L'Explication Prémisse
Cet article signifie que lorsqu’un organisme qui met en œuvre des actions de formation (ou assimilées) voit certaines dépenses refusées par une décision de contrôle (décision de rejet prévue à l’article L.6362‑10), il doit rembourser ces sommes au Trésor public. La responsabilité de ce remboursement est « solidaire » : l’organisme et ses dirigeants — qu’ils soient dirigeants officiels (de droit) ou personnes qui dirigent en réalité (de fait) — sont ensemble tenus de payer. En pratique, l’État peut donc réclamer directement la somme au gestionnaire de l’organisme si l’organisme lui‑même ne paie pas.
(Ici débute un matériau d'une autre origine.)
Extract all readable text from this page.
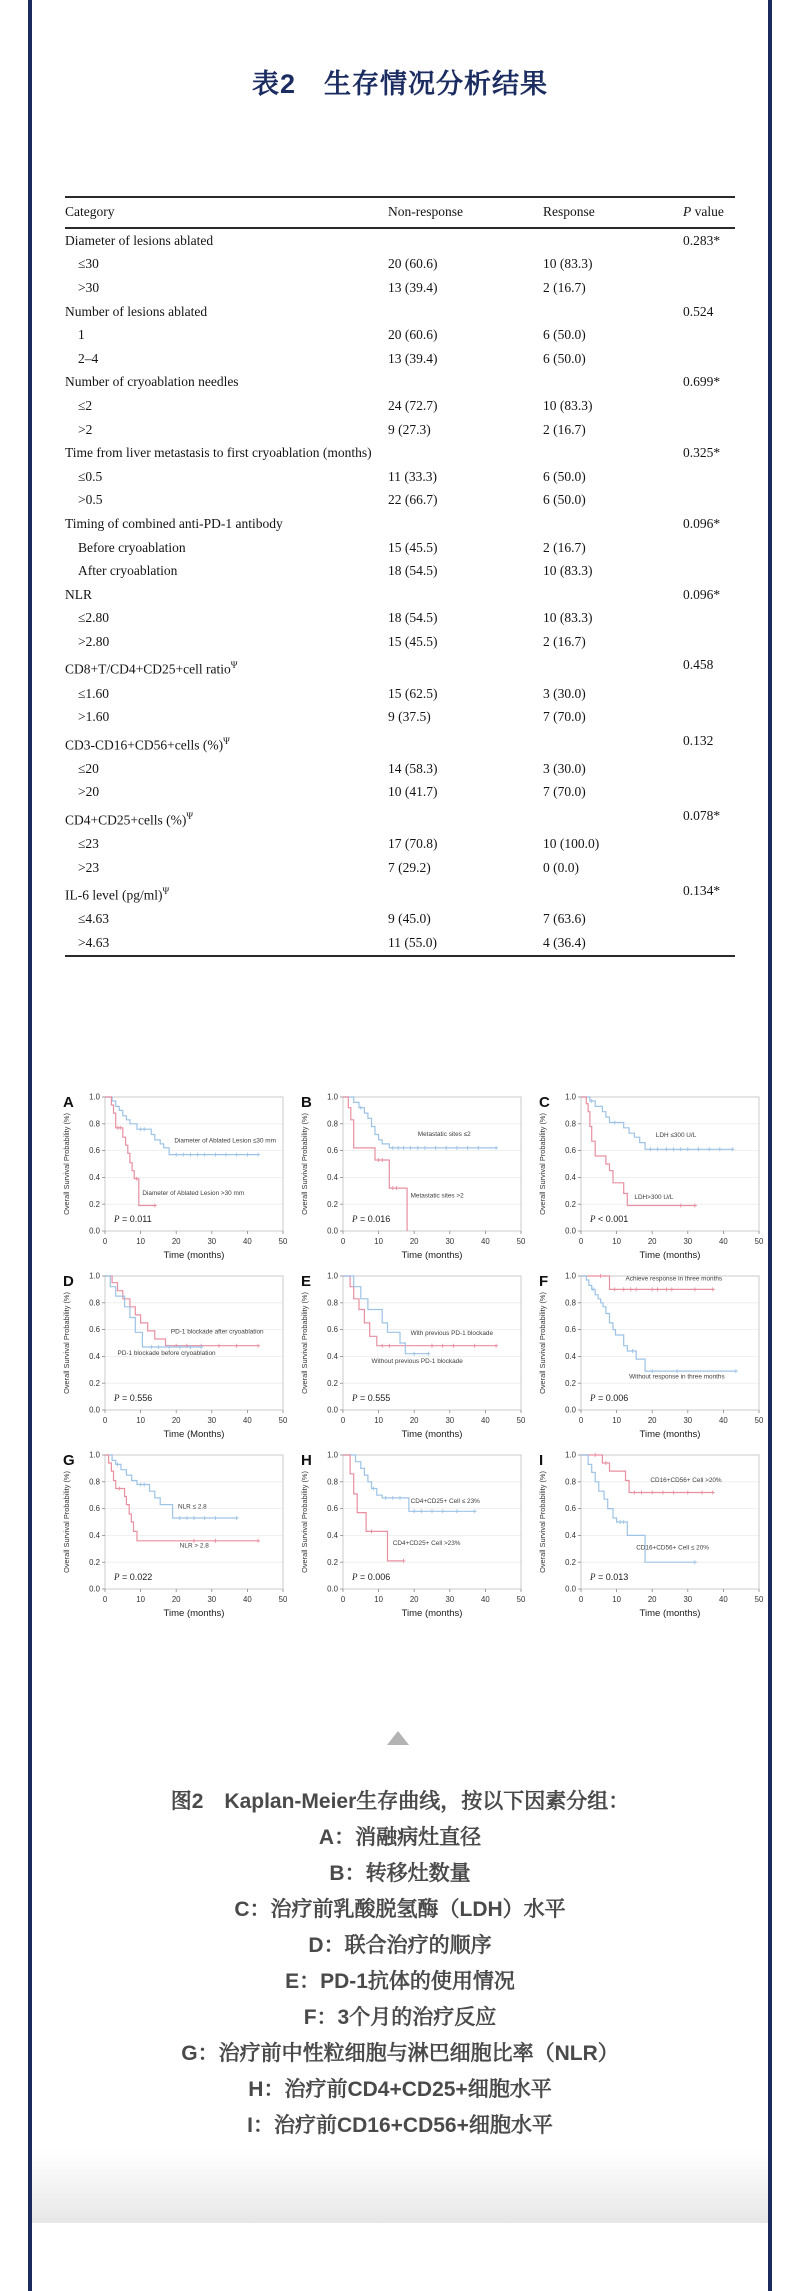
表2　生存情况分析结果
Category	Non-response	Response	P value
Diameter of lesions ablated			0.283*
≤30	20 (60.6)	10 (83.3)	
>30	13 (39.4)	2 (16.7)	
Number of lesions ablated			0.524
1	20 (60.6)	6 (50.0)	
2–4	13 (39.4)	6 (50.0)	
Number of cryoablation needles			0.699*
≤2	24 (72.7)	10 (83.3)	
>2	9 (27.3)	2 (16.7)	
Time from liver metastasis to first cryoablation (months)			0.325*
≤0.5	11 (33.3)	6 (50.0)	
>0.5	22 (66.7)	6 (50.0)	
Timing of combined anti-PD-1 antibody			0.096*
Before cryoablation	15 (45.5)	2 (16.7)	
After cryoablation	18 (54.5)	10 (83.3)	
NLR			0.096*
≤2.80	18 (54.5)	10 (83.3)	
>2.80	15 (45.5)	2 (16.7)	
CD8+T/CD4+CD25+cell ratio$^\Psi$			0.458
≤1.60	15 (62.5)	3 (30.0)	
>1.60	9 (37.5)	7 (70.0)	
CD3-CD16+CD56+cells (%)$^\Psi$			0.132
≤20	14 (58.3)	3 (30.0)	
>20	10 (41.7)	7 (70.0)	
CD4+CD25+cells (%)$^\Psi$			0.078*
≤23	17 (70.8)	10 (100.0)	
>23	7 (29.2)	0 (0.0)	
IL-6 level $(pg/ml)^\Psi$			0.134*
≤4.63	9 (45.0)	7 (63.6)	
>4.63	11 (55.0)	4 (36.4)	
1.0
0.8
0.6
0.4
0.2
0.0
0	10	20	30	40	50
Overall Survival Probability (%)
Time (months)
A
Diameter of Ablated Lesion ≤30 mm
Diameter of Ablated Lesion >30 mm
P = 0.011
1.0
0.8
0.6
0.4
0.2
0.0
0	10	20	30	40	50
Overall Survival Probability (%)
Time (months)
B
Metastatic sites ≤2
Metastatic sites >2
P = 0.016
1.0
0.8
0.6
0.4
0.2
0.0
0	10	20	30	40	50
Overall Survival Probability (%)
Time (months)
C
LDH ≤300 U/L
LDH>300 U/L
P < 0.001
1.0
0.8
0.6
0.4
0.2
0.0
0	10	20	30	40	50
Overall Survival Probability (%)
Time (Months)
D
PD-1 blockade after cryoablation
PD-1 blockade before cryoablation
P = 0.556
1.0
0.8
0.6
0.4
0.2
0.0
0	10	20	30	40	50
Overall Survival Probability (%)
Time (months)
E
With previous PD-1 blockade
Without previous PD-1 blockade
P = 0.555
1.0
0.8
0.6
0.4
0.2
0.0
0	10	20	30	40	50
Overall Survival Probability (%)
Time (months)
F	Achieve response in three months
Without response in three months
P = 0.006
1.0
0.8
0.6
0.4
0.2
0.0
0	10	20	30	40	50
Overall Survival Probability (%)
Time (months)
G
NLR ≤ 2.8
NLR > 2.8
P = 0.022
1.0
0.8
0.6
0.4
0.2
0.0
0	10	20	30	40	50
Overall Survival Probability (%)
Time (months)
H
CD4+CD25+ Cell ≤ 23%
CD4+CD25+ Cell >23%
P = 0.006
1.0
0.8
0.6
0.4
0.2
0.0
0	10	20	30	40	50
Overall Survival Probability (%)
Time (months)
I
CD16+CD56+ Cell >20%
CD16+CD56+ Cell ≤ 20%
P = 0.013
图2　Kaplan-Meier生存曲线，按以下因素分组：
A：消融病灶直径
B：转移灶数量
C：治疗前乳酸脱氢酶（LDH）水平
D：联合治疗的顺序
E：PD-1抗体的使用情况
F：3个月的治疗反应
G：治疗前中性粒细胞与淋巴细胞比率（NLR）
H：治疗前CD4+CD25+细胞水平
I：治疗前CD16+CD56+细胞水平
Une association de formation reçoit 100 000 € de subventions pour un programme. Lors d’un contrôle, 15 000 € de dépenses sont jugées non justifiées (factures incomplètes et prestations fictives) et font l’objet d’une décision de rejet au titre de l’article L.6362‑10. Selon L.6362‑7, l’association doit verser 15 000 € au Trésor public — et si l’association ne peut pas payer, l’administration peut demander la même somme aux dirigeants (président, directeur) qui sont solidairement responsables, même si ces derniers prétendent n’avoir pas commis d’erreur formelle.
- Objet : concerne les organismes réalisant tout ou partie des actions visées à l’article L.6313‑1 (actions de formation/professionnalisation).
- Effet principal : obligation de verser au Trésor public le montant des dépenses rejetées par une décision de contrôle (décision de rejet au titre de L.6362‑10).
- Responsabilité solidaire : l’obligation pèse « solidairement » sur l’organisme et ses dirigeants de droit (formels) ou de fait (ceux qui exercent effectivement le pouvoir).
- Montant : égal au montant des dépenses ayant fait l’objet de la décision de rejet, pas de pénalité supplémentaire prévue dans cet article même.
- Lien avec L.6362‑10 : le poste de dépense doit avoir été formellement rejeté par la procédure de contrôle prévue à cet article pour engager la restitution.
- Voies de défense : la décision de rejet peut être contestée par les voies de recours administratives et contentieuses (il est important de sauvegarder preuves et justificatifs).
- Conséquences pratiques : risque de recouvrement forcé par le Trésor public et possibilité, pour l’organisme, d’exercer ensuite un recours indemnitaire contre des tiers ou des salariés responsables si besoin.
- Importance de la conformité : souligne la nécessité de tenue rigoureuse des justificatifs et d’un suivi financier transparent pour éviter des rejets et des remboursements personnels des dirigeants.